After working up an appetite walking down from the hotel, I got dinner at a place called the Rockin' Pig Saloon. It was a no frills sort of biker bar, but I'd read that they had really good food and I was not disappointed. I got BBQ Pulled Pork nachos, and they were insane. The pork was so tender and packed with flavor, and then they were smothered in queso so what could be better than that? After dinner, I bid Arkansas a fond farewell and set off for Oklahoma.
Favorite Random Sightings: Famous Ed's Fabulous Food Wagon; a bumper sticker saying "We need sin control, not gun control" (i don't see why they're mutually exclusive); Sugar and Spite; Bean Me Up; "Silly Rabbit Easter is for Jesus"

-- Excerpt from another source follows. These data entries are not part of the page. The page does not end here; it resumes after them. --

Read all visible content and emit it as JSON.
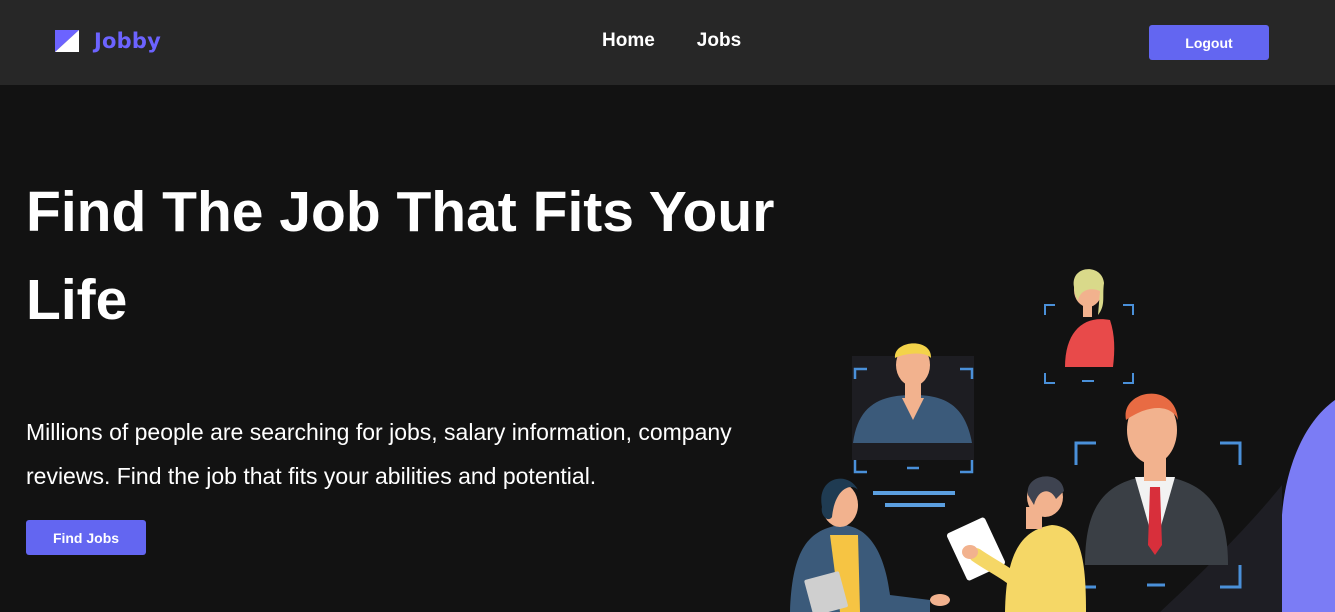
{
  "header": {
    "brand_name": "Jobby",
    "nav": [
      {
        "label": "Home"
      },
      {
        "label": "Jobs"
      }
    ],
    "logout_label": "Logout"
  },
  "hero": {
    "title": "Find The Job That Fits Your Life",
    "description": "Millions of people are searching for jobs, salary information, company reviews. Find the job that fits your abilities and potential.",
    "cta_label": "Find Jobs"
  },
  "colors": {
    "page_background": "#121212",
    "navbar_background": "#272727",
    "accent": "#6366f1",
    "brand_text": "#6c63ff"
  },
  "illustration": {
    "icon": "recruitment-people-illustration"
  }
}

Regional Observations: I have no way of proving this but I feel like there are a disproportionately high number of blue pick up trucks in Arkansas.
Albums Listened To: The Pinstripes/ I by the Pinstripes; Pithecantrhopus Erectus by Charles Mingus; The Planet Smashers by the Planet Smashers; Plastic Surgery Disasters/In God We Trust EP by the Dead Kennedys (much jazzier than I remembered); Play Live by the Old Blind Dogs (Dead Kennedys into live Scottish folk was beyond jarring)
People's Favorite Jokes:
My wine server said his favorite joke is whenever someone asks what the blackberry wine is made of he says with a straight face "Bananas"
What does Salvador Dali eat for breakfast? Surreal
Arkansas Superlatives:
Favorite Coffee: Baba Bourdan's in Fayetteville
Favorite Bar: Sky Bar in Eureka Springs
Favorite Beer: Rebel Kettle Dirtbag Brown Ale from Little Rock
Favorite Restaurant: Tusk and Trotter in Bentonville
Favorite Burger: The Root Cafe in Little Rock
Favorite Attraction: Crystal Bridges Museum of Art in Bentonville; though if an entire town can count as an attraction Eureka Springs is a must do
Favorite Open Mic: Nomad's Music Lounge in Fayetteville
General Impression of the Comedy Scene: Small but mighty, there may only be a few shows each week but they're going to be well attended and feature some of the funniest and most supportive comics around.